Questa è stata la prima volta che il Senato ha votato una misura per concludere la guerra in Iran dopo che il conflitto ha superato il limite dei 60 giorni stabilito dalla legge. Secondo il War Powers Act, oltre questo termine il presidente è tenuto a ritirare le truppe a meno che il Congresso non dichiari guerra o approvi un’estensione. La proposta è stata sostenuta da tre senatori repubblicani — Lisa Murkowski, Susan Collins e Rand Paul — che hanno disertato la linea del partito, ma la loro adesione non è bastata a garantire la maggioranza necessaria.
Il voto decisivo è arrivato dal senatore democratico John Fetterman, unico membro del suo partito a opporsi alla risoluzione. Fetterman ha più volte espresso posizioni ferme contro l’Iran, definendolo «il vero nemico, la vera minaccia, il vero pericolo». Tuttavia, il suo voto a favore dei repubblicani — e indirettamente di Israele — contraddice sia la linea del Partito Democratico che le preferenze dei suoi elettori.
Un sondaggio condotto a marzo in Pennsylvania ha rivelato che i cittadini dello Stato hanno espresso una disapprovazione netta del 16% nei confronti dei recenti attacchi militari statunitensi in Iran. Nonostante questo dato, Fetterman ha scelto di ignorare l’opinione pubblica del suo Stato, allineandosi invece con le posizioni di Trump e della destra repubblicana.

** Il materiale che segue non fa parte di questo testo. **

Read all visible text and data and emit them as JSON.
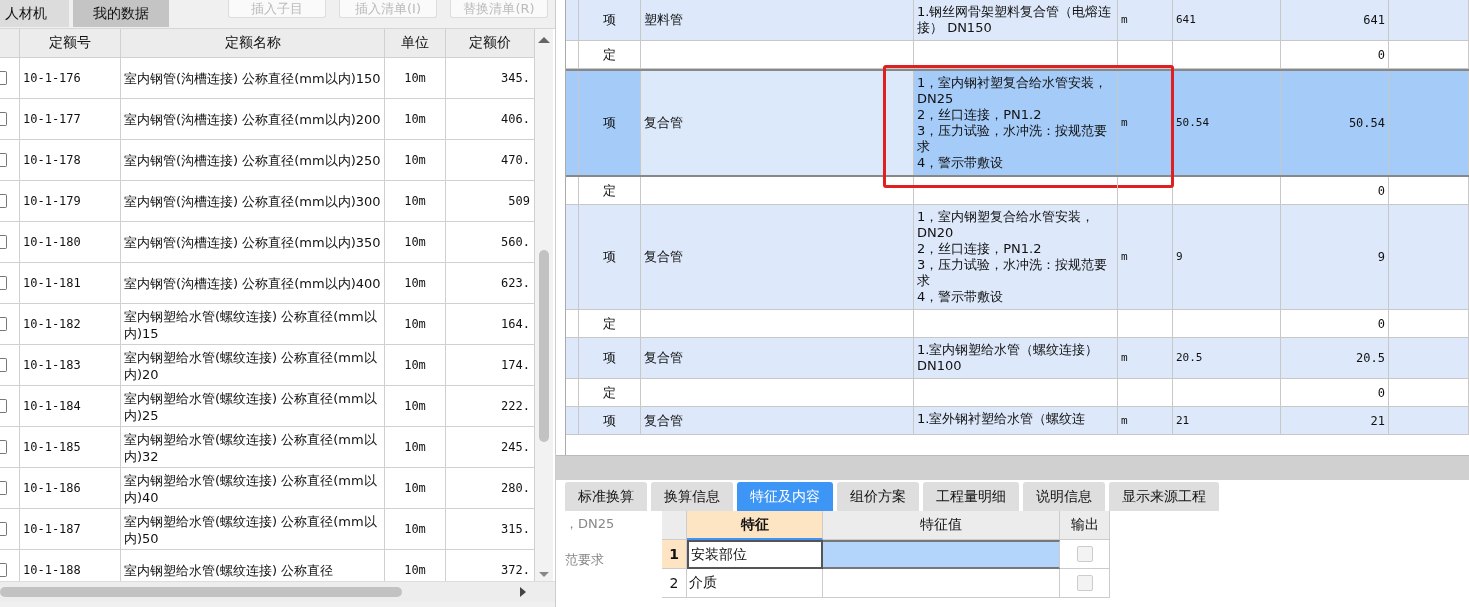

Secondo fonti interne, il presidente Trump avrebbe fatto pressioni sui repubblicani affinché convincano Fetterman a passare al Partito Repubblicano, un gesto che aiuterebbe a mantenere la fragile maggioranza del GOP al Senato. In risposta, Fetterman ha dichiarato che farebbe un «shitty Republican», mentre Trump lo ha definito il suo «favorite Democrat».
Le conseguenze del voto
La sconfitta della mozione segna un ulteriore passo verso l’escalation delle tensioni tra Stati Uniti e Iran, con Trump che continua a perseguire una linea dura contro il regime di Teheran. La decisione di Fetterman, oltre a isolarlo politicamente all’interno del suo partito, solleva dubbi sulla coerenza delle sue posizioni rispetto agli interessi dei suoi elettori.
Mentre il Congresso rimane diviso, la possibilità di un intervento militare prolungato in Iran rimane alta, con conseguenze potenzialmente gravi per la stabilità regionale e le relazioni internazionali.